Witnessing the shock and awe bombardment of Baghdad in 2003, seeing children with missing limbs as a result of being caught in the crossfire of war, seeing refugees living in squalor on barren land all have made an impact. “There are patterns of life that can be best understood when you are sitting next to people,” Kelly observed.
Some would disagree with the tactics she’s taken to protest war and to call attention to injustice: trespassing at and planting corn on a nuclear missile silo near Kansas City, Mo., for which she served nine months in prison; trespassing at Fort Benning, Ga., for which she received a three-month prison sentence and traveling to Iraq as part of Voices in the Wilderness to deliver food and medicine in violation of U.S. sanctions. Kelly sees it as her duty to take radical action to try to raise awareness about injustice on earth and to correct it. Part of being a pacifist is “raising the lament” for the suffering that occurs in the world, she believes.

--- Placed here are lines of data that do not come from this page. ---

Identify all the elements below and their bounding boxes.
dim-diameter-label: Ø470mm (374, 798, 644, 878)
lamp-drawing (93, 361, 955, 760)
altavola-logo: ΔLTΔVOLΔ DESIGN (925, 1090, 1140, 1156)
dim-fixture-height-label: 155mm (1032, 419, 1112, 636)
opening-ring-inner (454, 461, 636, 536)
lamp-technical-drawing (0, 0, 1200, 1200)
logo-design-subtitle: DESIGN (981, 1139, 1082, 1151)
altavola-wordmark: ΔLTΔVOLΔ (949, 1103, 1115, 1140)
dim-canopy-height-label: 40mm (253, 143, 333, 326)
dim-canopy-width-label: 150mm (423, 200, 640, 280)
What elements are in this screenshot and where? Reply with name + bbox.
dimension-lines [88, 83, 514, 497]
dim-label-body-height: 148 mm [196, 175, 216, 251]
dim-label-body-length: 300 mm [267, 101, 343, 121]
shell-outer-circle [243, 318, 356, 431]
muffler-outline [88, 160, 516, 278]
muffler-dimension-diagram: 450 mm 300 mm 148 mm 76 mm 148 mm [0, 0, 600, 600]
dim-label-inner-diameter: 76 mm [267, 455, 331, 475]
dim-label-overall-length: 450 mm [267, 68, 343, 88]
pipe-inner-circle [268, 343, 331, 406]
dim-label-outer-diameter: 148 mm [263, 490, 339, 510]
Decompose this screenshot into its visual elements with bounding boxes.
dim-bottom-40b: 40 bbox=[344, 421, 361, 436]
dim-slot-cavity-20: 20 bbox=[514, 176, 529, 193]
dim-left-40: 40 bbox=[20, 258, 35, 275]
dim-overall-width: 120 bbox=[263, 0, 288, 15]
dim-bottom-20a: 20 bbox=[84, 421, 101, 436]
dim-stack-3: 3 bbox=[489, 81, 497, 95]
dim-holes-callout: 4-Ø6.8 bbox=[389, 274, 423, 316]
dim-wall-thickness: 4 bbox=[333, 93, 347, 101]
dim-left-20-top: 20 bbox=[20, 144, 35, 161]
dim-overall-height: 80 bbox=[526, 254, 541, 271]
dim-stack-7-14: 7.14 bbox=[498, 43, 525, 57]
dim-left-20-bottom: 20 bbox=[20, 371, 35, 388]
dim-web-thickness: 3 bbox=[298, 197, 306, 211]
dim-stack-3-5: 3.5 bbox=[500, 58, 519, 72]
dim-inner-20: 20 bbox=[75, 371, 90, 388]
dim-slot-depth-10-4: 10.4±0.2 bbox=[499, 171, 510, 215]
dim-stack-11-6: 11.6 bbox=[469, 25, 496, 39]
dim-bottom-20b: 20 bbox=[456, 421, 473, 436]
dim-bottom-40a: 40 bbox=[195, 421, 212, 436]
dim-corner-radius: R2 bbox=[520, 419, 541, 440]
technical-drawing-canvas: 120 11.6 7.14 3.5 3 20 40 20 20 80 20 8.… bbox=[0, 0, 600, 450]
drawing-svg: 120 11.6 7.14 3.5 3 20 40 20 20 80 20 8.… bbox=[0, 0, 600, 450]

For her efforts to bring about peace and justice, Kelly has been nominated for the Nobel Peace Prize and has received a number of awards, including the Joseph Cardinal Bernardin Common Ground Award given by the Association of Chicago Priests and, most recently, the Clare Award from the Sisters of St. Francis in Clinton, Iowa.
Following Kelly’s talk at St. Patrick’s, Father Rudolph Juarez, the pastor, addressed Kelly. “We consecrated this building and the grounds outside it to be of service to God and neighbors. Your presence furthers that consecration. I just want to thank you for being here.”